Com um gemido sufocado, me levantei da cama. Meus músculos tremiam, uma fraqueza que eu nunca havia conhecido. Augusto ressonava suavemente ao meu lado, inconsciente do vulcão que havia despertado em mim.

Me arrastei até o cofre embutido na parede. Augusto sempre foi previsível. O código? Nosso aniversário de namoro. O dia em que ele me pediu em casamento. O dia em que começaram as mentiras, como agora eu sabia.

Abri o cofre. Meus olhos escanearam o conteúdo. Documentos financeiros. Joias. E... um diário digital.

Meus dedos tremiam ao pegar o diário. Augusto sempre disse que escrevia sobre nós, sobre nosso futuro. Que tola eu fui.

Liguei o aparelho. A tela brilhou, revelando uma série de entradas. Mas não sobre nós. Sobre outra.

As primeiras páginas eram cheias de fotos de ultrassom. Datas. Sintomas de gravidez. Tudo detalhado. E a data de concepção… coincidia perfeitamente com a semana em que Augusto me pediu em casamento.

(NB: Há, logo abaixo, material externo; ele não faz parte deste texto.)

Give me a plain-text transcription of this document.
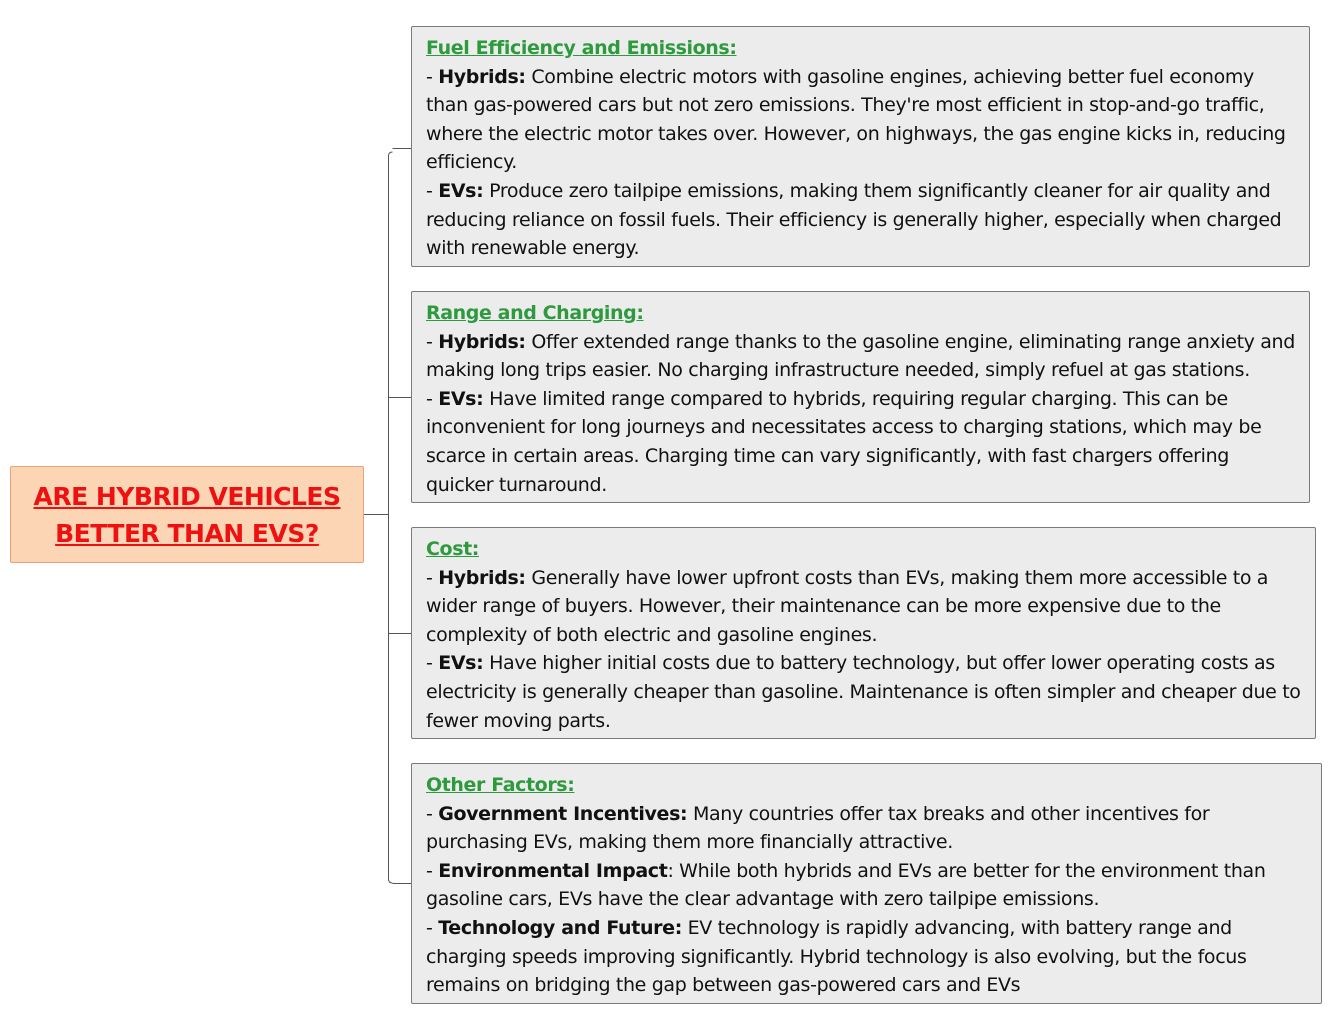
ARE HYBRID VEHICLES BETTER THAN EVS?
Fuel Efficiency and Emissions:
- Hybrids: Combine electric motors with gasoline engines, achieving better fuel economy than gas-powered cars but not zero emissions. They're most efficient in stop-and-go traffic, where the electric motor takes over. However, on highways, the gas engine kicks in, reducing efficiency.
- EVs: Produce zero tailpipe emissions, making them significantly cleaner for air quality and reducing reliance on fossil fuels. Their efficiency is generally higher, especially when charged with renewable energy.
Range and Charging:
- Hybrids: Offer extended range thanks to the gasoline engine, eliminating range anxiety and making long trips easier. No charging infrastructure needed, simply refuel at gas stations.
- EVs: Have limited range compared to hybrids, requiring regular charging. This can be inconvenient for long journeys and necessitates access to charging stations, which may be scarce in certain areas. Charging time can vary significantly, with fast chargers offering quicker turnaround.
Cost:
- Hybrids: Generally have lower upfront costs than EVs, making them more accessible to a wider range of buyers. However, their maintenance can be more expensive due to the complexity of both electric and gasoline engines.
- EVs: Have higher initial costs due to battery technology, but offer lower operating costs as electricity is generally cheaper than gasoline. Maintenance is often simpler and cheaper due to fewer moving parts.
Other Factors:
- Government Incentives: Many countries offer tax breaks and other incentives for purchasing EVs, making them more financially attractive.
- Environmental Impact: While both hybrids and EVs are better for the environment than gasoline cars, EVs have the clear advantage with zero tailpipe emissions.
- Technology and Future: EV technology is rapidly advancing, with battery range and charging speeds improving significantly. Hybrid technology is also evolving, but the focus remains on bridging the gap between gas-powered cars and EVs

" Hoje, minha Rebeca me deu a melhor notícia da minha vida. Um filho. Eu serei pai. Duas vidas novas para proteger. É hora de colocar meus planos em ação. Sara será... removida do caminho, mas de forma que não gere escândalo. Minha linhagem, meu legado, precisam ser assegurados."

Eu ri. Uma risada seca e sem humor. Ele estava me pedindo em casamento enquanto outro filho crescia no ventre de outra mulher. Que gênio. Que monstro.

Rolei a tela. Havia uma pasta intitulada "Oliver" . Centenas de fotos. Vídeos. Augusto ao lado de Rebeca, segurando um recém-nascido. As entradas do diário eram cheias da voz dele.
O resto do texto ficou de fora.